Si l'irrésistible attrait du mystère l'emporte sur la voix des deux tours, rien n'arrêtera plus le prédestiné. Appelé à subir les redoutables épreuves de l'initiation, il entrera dans le noir d'une épaisse forêt, où le frôleront des fantômes; puis il lui faudra gravir péniblement une hauteur d'où sa vue s'étendra au loin sur la plaine argentée. Mais un précipice le guette, il y glisse et tombe meurtri dans un bas-fond, dont la vase amortit la chute de l'ascensionniste qui se relève souillé, pour gagner en boitant un cours d'eau purificateur. C'est une rivière aux flots rapides qu'il est contraint de franchir à la nage, car il lui faut gagner la rive opposée qui est aride et brûlée. C'est en cette solitude qu'il doit errer jusqu'à l'aube qui lui permettra de se reconnaître dans les dunes, derrière lesquelles se lèvera le jour. L'arcane XVIII représente la Lune par un disque d'argent sur lequel se détache de profil un visage féminin aux traits bouffis. De ce disque partent de longs rayons jaunes, entre lesquels apparaissent de courtes lueurs rouges. Ces couleurs n'attribuent .à la Lune qu'une faible activité spirituelle (rouge) mais un grand, pouvoir dans le domaine de la matérialité (jaune). Cela signifie que l'imagination, faculté lunaire, favorise le visionnarisme en objectivant les formes-pensées; mais elle n'aide guère à comprendre et à saisir l'essence réelle des choses. Bien qu'Hécate soit trompeuse, il nous faut passer par son école pour apprendre à ne plus être dupe de ses fantasmagories. Les gouttes renversées, rouges, vertes et jaunes, que la Lune semble attirer, correspondent aux globes de même couleur de l'arcane XVI, mais les émanations terrestres vont au satellite, qui prend sans rien donner. La lumière froide et l'astre nocturne tendent à résorber la vitalité qu'octroie le Soleil, d'où la recommandation populaire de ne jamais s'endormir exposé aux rayons de la Lune.

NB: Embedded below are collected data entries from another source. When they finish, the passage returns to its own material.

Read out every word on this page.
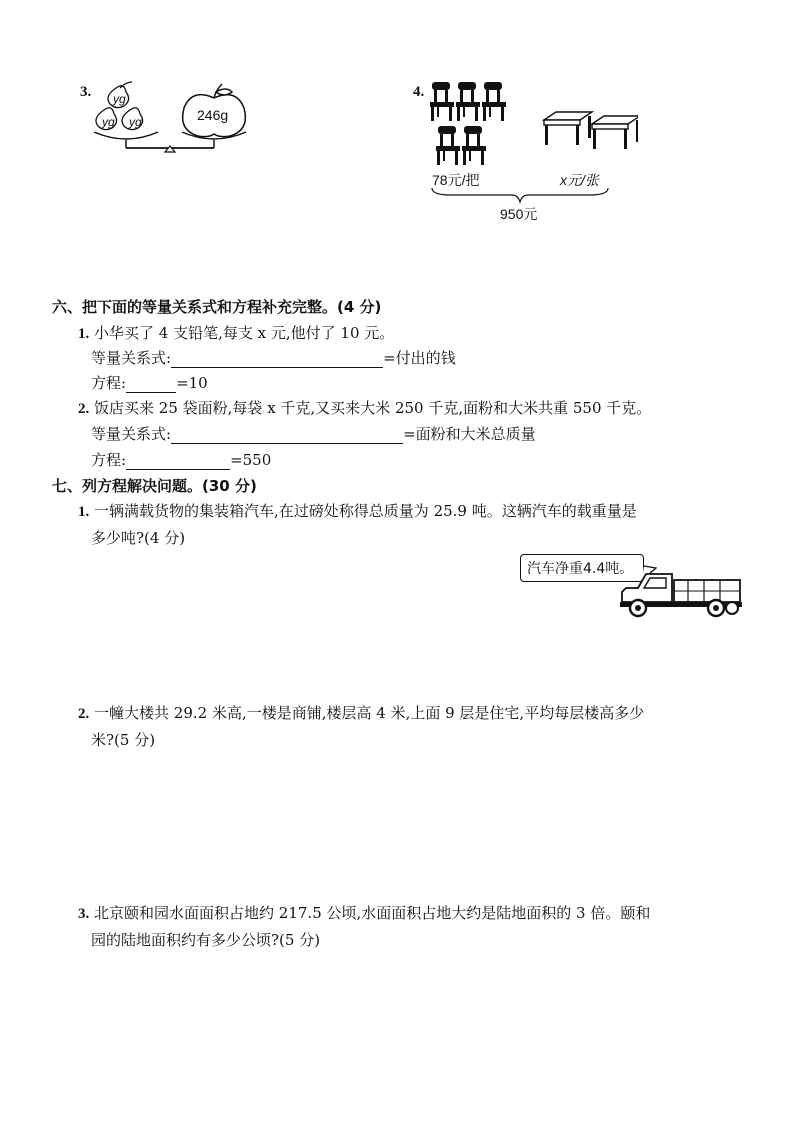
3. yg
yg yg	246g
4.
78元/把	x元/张
950元
六、把下面的等量关系式和方程补充完整。(4 分)
1. 小华买了 4 支铅笔,每支 x 元,他付了 10 元。
等量关系式:	=付出的钱
方程:	=10
2. 饭店买来 25 袋面粉,每袋 x 千克,又买来大米 250 千克,面粉和大米共重 550 千克。
等量关系式:	=面粉和大米总质量
方程:	=550
七、列方程解决问题。(30 分)
1. 一辆满载货物的集装箱汽车,在过磅处称得总质量为 25.9 吨。这辆汽车的载重量是
多少吨?(4 分)
汽车净重4.4吨。
2. 一幢大楼共 29.2 米高,一楼是商铺,楼层高 4 米,上面 9 层是住宅,平均每层楼高多少
米?(5 分)
3. 北京颐和园水面面积占地约 217.5 公顷,水面面积占地大约是陆地面积的 3 倍。颐和
园的陆地面积约有多少公顷?(5 分)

:Un ancien Tarot met en scène un harpiste qui, au clair de la lune, chante une jeune beauté demi-nue, penchée au bord de sa fenêtre pour dénouer sa chevelure; une porte solidement barricadée protège la coquette contre les entreprises du soupirant.

Interprétations divinatoires

L'objectivité. Les apparences extérieures. La forme visible. Ce qui tombe sous les sens. Le contingent, le relatif, le théâtre où se joue la vie humaine. Illusions de la matérialité. Maya.

Imagination, caprices, lubies, fantaisies, extravagances, erreurs et préjugés, paresse d'esprit, crédulité, superstition. Curiosités indiscrètes, faux-savoir, visionarisme. Passivité intellectuelle, impressionnabilité imaginative, voyance, lucidité somnanbulesque. Retour sur soi-même, conversion.

Voyages sur eau, navigation, recherches longues et difficiles. Travail imposé. Esclavage matériel. Situation équivoque. Fausse sécurité, périls, embûches. Flatterie, tromperie, menaces vaines. La lune rousse et ses effets désastreux. Tempérament lymphatique, hydropisie.